Yuji Naka : Bien que ce fût intense, c'était vraiment très intéressant. Lors du développement de Sonic 2, environ la moitié du staff était étrangère. Du coup, comme on communiquait en anglais, il était difficile d'indiquer certaines petites subtilités. D'ailleurs, c'est pour cette raison si des stages dans le 2 ont des teintes légèrement différentes. Donc pour le 3, afin qu'il y ait plus de Japonais, on en a fait venir du pays, et Iizuka en faisait partie. Tu t'occupes de la série depuis 1993 non ? Waouh c'est incroyable !

Takashi Iizuka : La première fois que j'ai rencontré Yuji Naka en Amérique il a dit : " Mais on ne m'envoie que des petits nouveaux ? " (rires)

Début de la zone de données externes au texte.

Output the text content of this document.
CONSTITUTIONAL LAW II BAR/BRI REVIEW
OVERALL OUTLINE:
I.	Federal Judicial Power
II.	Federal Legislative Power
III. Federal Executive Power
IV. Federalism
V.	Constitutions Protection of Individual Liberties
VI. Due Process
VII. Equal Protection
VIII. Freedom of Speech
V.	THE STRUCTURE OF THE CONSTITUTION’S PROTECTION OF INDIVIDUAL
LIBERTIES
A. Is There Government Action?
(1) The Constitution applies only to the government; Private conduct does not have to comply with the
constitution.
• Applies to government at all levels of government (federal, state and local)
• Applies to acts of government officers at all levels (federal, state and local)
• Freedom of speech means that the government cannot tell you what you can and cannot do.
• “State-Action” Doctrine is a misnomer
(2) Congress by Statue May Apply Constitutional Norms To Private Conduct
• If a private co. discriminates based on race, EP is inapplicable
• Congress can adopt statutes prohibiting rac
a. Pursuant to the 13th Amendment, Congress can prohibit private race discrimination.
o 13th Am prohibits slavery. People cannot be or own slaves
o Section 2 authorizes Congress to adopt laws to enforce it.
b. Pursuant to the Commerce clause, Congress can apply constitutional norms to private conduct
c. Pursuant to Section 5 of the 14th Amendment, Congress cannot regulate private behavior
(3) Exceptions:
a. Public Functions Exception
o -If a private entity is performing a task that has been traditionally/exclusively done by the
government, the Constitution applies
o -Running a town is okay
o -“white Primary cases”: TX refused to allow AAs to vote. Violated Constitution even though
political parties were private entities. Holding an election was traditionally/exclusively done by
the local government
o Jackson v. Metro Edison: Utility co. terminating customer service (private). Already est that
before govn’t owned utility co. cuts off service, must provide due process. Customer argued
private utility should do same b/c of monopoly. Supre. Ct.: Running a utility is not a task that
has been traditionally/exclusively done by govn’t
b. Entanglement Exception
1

Yuji Naka : En y repensant aujourd'hui, je suis reconnaissant, mais à ce moment on était dans une impasse et je souhaitais que l'on m'envoie des personnes d'expérience (rire crispé). Toutefois ils se sont très bien adaptés au travail et on a plus ou moins réussi à être dans les temps avec Sonic 3.

--Du coup, les grandes maps, c'est le fruit du sang et de la sueur de Yasuhara et Iizuka ? (rire).

Yuji Naka : De plus, lorsque Iizuka est arrivé en janvier 1993, on essayait le SVP (pour SEGA Virtua Processor, un DSP permettant de gérer la 3D ; Virtua Racing est le seul titre l'exploitant commercialement), pour faire un titre 3D que l'on nommait Sonic 3D. On n'en était encore qu'au niveau des travaux préliminaires, et on avait fait une démo dans laquelle on pouvait courir sur un terrain de forme sphérique ressemblant un peu à la planète de Maître Kaio de Dragon Ball.

C'est à ce degré d'avancement, alors qu'on se demandait comment intégrer cela dans le jeu, que le contrat avec McDonald's fut signé pour les Happy Meal en 1993. L'entreprise nous ordonna d'être impérativement dans les temps, la production du SVP était long, et on ne pouvait pas être dans les délais avec un titre en 3D comme on était partis à le faire. Et donc pour finir le jeu il ne nous restait environ que 6 mois, ce fut un gros combat. Du coup, sur les 3 premiers épisodes, c'est ce dernier qui bénéficia du temps de développement le plus court.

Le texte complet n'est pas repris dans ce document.